While examples were cited in a host others nations — from North Korea to Venezuela, Zimbabwe and beyond — the review also documented abuses in several nations considered to be U.S. allies, such as Saudi Arabia and Turkey.
It lamented the Saudi government’s use of “torture” on prisoners and “execution for other than the most serious offenses and without requisite due process.” It also noted Riyadh’s detention in late 2017 of some 200 government officials, businesspersons and royal family members.
While the detentions were ostensibly tied to a major government corruption probe, the review cited media reports that “members of the security forces coerced with relative impunity at least some of the detainees to the point of requiring medical care.”
In Turkey, the review criticized the “torture of detainees in official custody” and cited other abuses, including Ankara’s use of state of emergency powers to engage in the “arbitrary arrest and detention” of “tens of thousands, including members of parliament and two Turkish-national employees of the U.S. Mission to Turkey, for alleged ties to terrorist groups or peaceful legitimate speech.”
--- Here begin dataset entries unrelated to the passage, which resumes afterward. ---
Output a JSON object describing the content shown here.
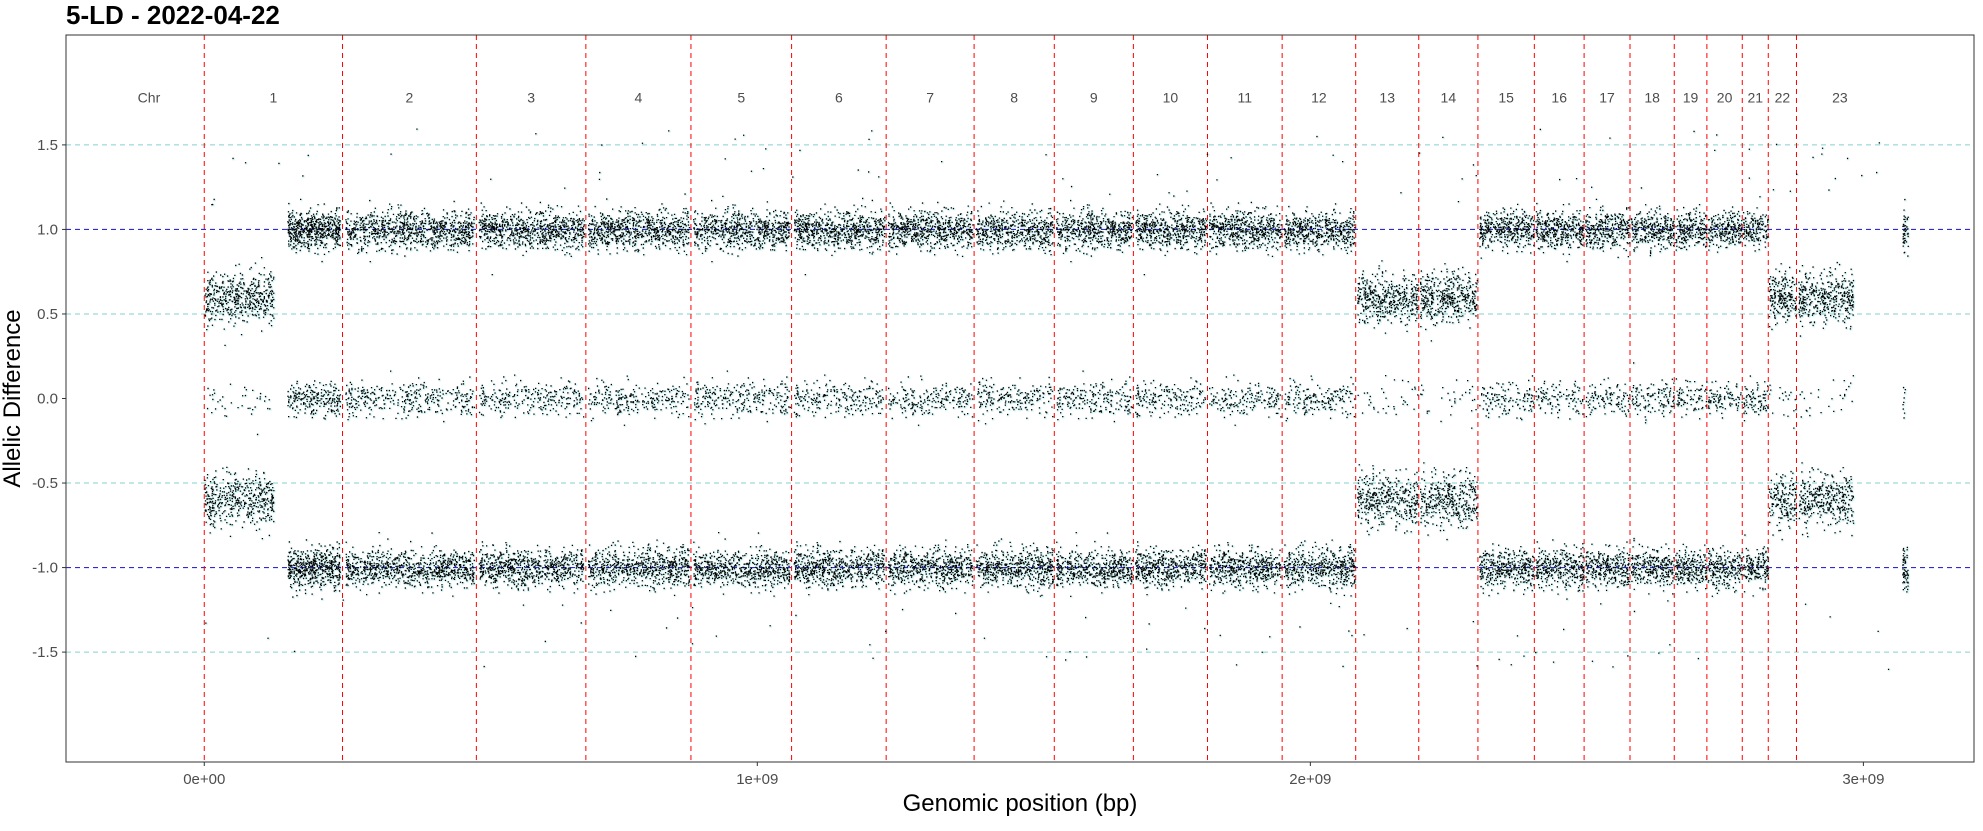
{
  "title": "5-LD - 2022-04-22",
  "chart_data": {
    "type": "scatter",
    "title": "5-LD - 2022-04-22",
    "xlabel": "Genomic position (bp)",
    "ylabel": "Allelic Difference",
    "xlim": [
      -250000000,
      3200000000
    ],
    "ylim": [
      -2.15,
      2.15
    ],
    "x_ticks": [
      0,
      1000000000,
      2000000000,
      3000000000
    ],
    "x_tick_labels": [
      "0e+00",
      "1e+09",
      "2e+09",
      "3e+09"
    ],
    "y_ticks": [
      -1.5,
      -1.0,
      -0.5,
      0.0,
      0.5,
      1.0,
      1.5
    ],
    "y_tick_labels": [
      "-1.5",
      "-1.0",
      "-0.5",
      "0.0",
      "0.5",
      "1.0",
      "1.5"
    ],
    "reference_lines_blue": [
      -1.0,
      1.0
    ],
    "reference_lines_cyan": [
      -1.5,
      -0.5,
      0.5,
      1.5
    ],
    "chromosome_header_label": "Chr",
    "chromosomes": [
      {
        "name": "1",
        "start": 0,
        "end": 250000000,
        "band": 0.6
      },
      {
        "name": "2",
        "start": 250000000,
        "end": 492000000,
        "band": 1.0
      },
      {
        "name": "3",
        "start": 492000000,
        "end": 690000000,
        "band": 1.0
      },
      {
        "name": "4",
        "start": 690000000,
        "end": 880000000,
        "band": 1.0
      },
      {
        "name": "5",
        "start": 880000000,
        "end": 1062000000,
        "band": 1.0
      },
      {
        "name": "6",
        "start": 1062000000,
        "end": 1233000000,
        "band": 1.0
      },
      {
        "name": "7",
        "start": 1233000000,
        "end": 1392000000,
        "band": 1.0
      },
      {
        "name": "8",
        "start": 1392000000,
        "end": 1537000000,
        "band": 1.0
      },
      {
        "name": "9",
        "start": 1537000000,
        "end": 1680000000,
        "band": 1.0
      },
      {
        "name": "10",
        "start": 1680000000,
        "end": 1814000000,
        "band": 1.0
      },
      {
        "name": "11",
        "start": 1814000000,
        "end": 1949000000,
        "band": 1.0
      },
      {
        "name": "12",
        "start": 1949000000,
        "end": 2082000000,
        "band": 1.0
      },
      {
        "name": "13",
        "start": 2082000000,
        "end": 2196000000,
        "band": 0.6
      },
      {
        "name": "14",
        "start": 2196000000,
        "end": 2303000000,
        "band": 0.6
      },
      {
        "name": "15",
        "start": 2303000000,
        "end": 2405000000,
        "band": 1.0
      },
      {
        "name": "16",
        "start": 2405000000,
        "end": 2495000000,
        "band": 1.0
      },
      {
        "name": "17",
        "start": 2495000000,
        "end": 2578000000,
        "band": 1.0
      },
      {
        "name": "18",
        "start": 2578000000,
        "end": 2658000000,
        "band": 1.0
      },
      {
        "name": "19",
        "start": 2658000000,
        "end": 2717000000,
        "band": 1.0
      },
      {
        "name": "20",
        "start": 2717000000,
        "end": 2781000000,
        "band": 1.0
      },
      {
        "name": "21",
        "start": 2781000000,
        "end": 2828000000,
        "band": 1.0
      },
      {
        "name": "22",
        "start": 2828000000,
        "end": 2879000000,
        "band": 0.6
      },
      {
        "name": "23",
        "start": 2879000000,
        "end": 3036000000,
        "band": 0.6
      }
    ],
    "description_note": "",
    "colors": {
      "points": "#000000",
      "points_halo": "#d9f7f7",
      "chromosome_boundary": "#ff0000",
      "ref_blue": "#2b2bd9",
      "ref_cyan": "#86cfcf",
      "panel_border": "#333333"
    }
  }
}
While the review provided an exhaustive accounting of religious and political persecution in several other nations, it also went beneath the surface to explore unusual and specific areas of human rights strain in some nations, particularly Russia.
Beatings by ’close relatives’
It noted Russian President Putin’s recent signing of legislation to make “beatings by ’close relatives’ an administrative rather than criminal offense for first-time offenders” in Russia, “provided the beating does not cause serious harm requiring hospital treatment.”
The report suggested the law may increase instances in which no one gets held accountable for violence against women in Russia, where “approximately 12,000 women [are killed] annually from domestic violence.”
While the review cannot force the U.S. government to cut ties or military aid to rights abusers or to impose sanctions upon them, it is generally regarded as a prime source for tracking human rights abuses by governments around the world and often sparks harsh responses from its named targets.
This year’s document, meanwhile, was published against a backdrop in which the Trump administration itself has faced sharp criticism from some independent human rights organizations.
The New York-based group Human Rights Watch asserted in January that President Trump’s first year in office was “marked by a sharp regression in government efforts to protect and promote a range of human rights.”
“The Trump administration made policy changes that have harmed refugees and immigrants, undermined police accountability for abuse, and rolled back women’s rights, including access to important health services,” Human Rights Watch said.
The State Department’s annual review does not assess the human-rights situation inside the United States. But on releasing the review Friday, U.S. officials acknowledged the sticky politics that may face the Trump administration when it comes to maintaining, and even growing, ties with other nations cited for abuses.
“Does [it] mean the president should never speak to these people?” said Ambassador Michael Kozak, the senior official in the State Department’s Bureau of Democracy, Human Rights, and Labor.
“Usually part of your policy is engaging with the people your trying to change at some level,” Mr. Kozak told reporters at State Department headquarters.
He also spoke frankly on abusive practices in several specific nations.
When asked about references in this year’s review to political and media oppression in Nicaragua, for instance, Mr. Kozak said outright that “Nicaragua is going the wrong direction on many fronts” and asserted that recent elections in the Central American nation “were a sham.”
When asked about Saudi Arabia’s announcement last year that it will begin allowing women the right to drive automobiles, Mr. Kozak described the development as “a baby step in the right direction.”
With regard to positive human rights examples in general, he added that he’s “always encouraged when you see things break out of a static holding pattern.”